2019 Kuratorin
Goethe-Institut Curatorial Residencies Ludlow 38

Franziska Sophie Wildförster © Carolina Frank Fotografie

Franziska Sophie Wildförster

Von Wien nach New York: Franziska Sophie Wildförster wird 2019 die neue Kuratorin der Goethe-Institut Curatorial Residencies Ludlow 38. Für ein Jahr gestaltet sie nun das Ausstellungsprogramm des Kunstraums an der Lower East Side.

Ludlow 38 wurde 2008 gegründet und bietet seitdem in der Lower East Side Manhattans einen experimentellen Raum für Gegenwartskunst in der Tradition des deutschen Kunstvereins. Seit der Einführung eines Residenzprogramms für junge Kuratoren 2011 – der Goethe-Institut Curatorial Residencies Ludlow 38 – werden die Ausstellungen von jährlich wechselnden Kuratorinnen und Kuratoren aus Deutschland konzipiert.

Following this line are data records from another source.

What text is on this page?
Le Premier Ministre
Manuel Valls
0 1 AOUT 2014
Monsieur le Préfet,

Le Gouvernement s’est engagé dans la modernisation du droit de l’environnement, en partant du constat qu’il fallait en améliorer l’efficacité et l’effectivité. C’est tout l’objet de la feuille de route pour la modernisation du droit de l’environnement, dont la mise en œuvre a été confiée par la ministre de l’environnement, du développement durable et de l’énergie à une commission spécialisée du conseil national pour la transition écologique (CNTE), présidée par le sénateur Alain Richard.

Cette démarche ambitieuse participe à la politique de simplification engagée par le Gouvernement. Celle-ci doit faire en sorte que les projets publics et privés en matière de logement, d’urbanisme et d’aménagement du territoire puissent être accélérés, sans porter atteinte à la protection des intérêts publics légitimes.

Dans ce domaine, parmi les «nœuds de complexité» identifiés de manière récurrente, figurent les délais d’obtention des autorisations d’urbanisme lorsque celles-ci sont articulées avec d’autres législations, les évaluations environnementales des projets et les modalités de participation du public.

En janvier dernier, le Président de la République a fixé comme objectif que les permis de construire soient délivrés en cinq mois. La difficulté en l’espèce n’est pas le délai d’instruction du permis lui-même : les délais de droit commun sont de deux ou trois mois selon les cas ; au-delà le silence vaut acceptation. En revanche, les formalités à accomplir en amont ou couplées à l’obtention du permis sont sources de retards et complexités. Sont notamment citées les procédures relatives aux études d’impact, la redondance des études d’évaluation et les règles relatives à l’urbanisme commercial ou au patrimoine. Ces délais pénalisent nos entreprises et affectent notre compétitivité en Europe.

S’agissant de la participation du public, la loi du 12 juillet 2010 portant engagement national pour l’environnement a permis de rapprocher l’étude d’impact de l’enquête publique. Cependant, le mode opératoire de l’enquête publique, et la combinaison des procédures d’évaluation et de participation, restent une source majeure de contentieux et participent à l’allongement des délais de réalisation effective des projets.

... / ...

In diesem Jahr gestaltet Franziska Sophie Wildförster das Ausstellungsprogramm in New York. Ausgewählt wurde sie von einer internationalen Fachjury, bestehend aus Larissa Harris (Queens Museum of Art), Christian Rattemeyer (Museum of Modern Art) sowie Nicolaus Schafhausen (Kunsthalle Wien).
 
Die Kuratorin beschäftigt sich mit der Metapher des Geistes an den Schnittstellen von Feminismus, queerer Kultur und Dekolonialismus. Ihr Fokus in New York liegt auf der Frage, wie in kapitalistische Gesellschaften in der Vergangenheit und Gegenwart Wissen produziert und verbreitet wird, und welche Konzepte und Subjekte von dominanten Narrativen ausgeschlossen sind. Dafür greift sie auch auf die sogenannte „Hauntologie“ zurück: Eine Theorie, die auf Jacques Derrida zurückgeht und der zufolge Ideen und Utopien aus untergegangenen Systemen wie dem Kommunismus in den Gedankengebäuden der Gegenwart fortexistieren – ähnlich wie Geister. 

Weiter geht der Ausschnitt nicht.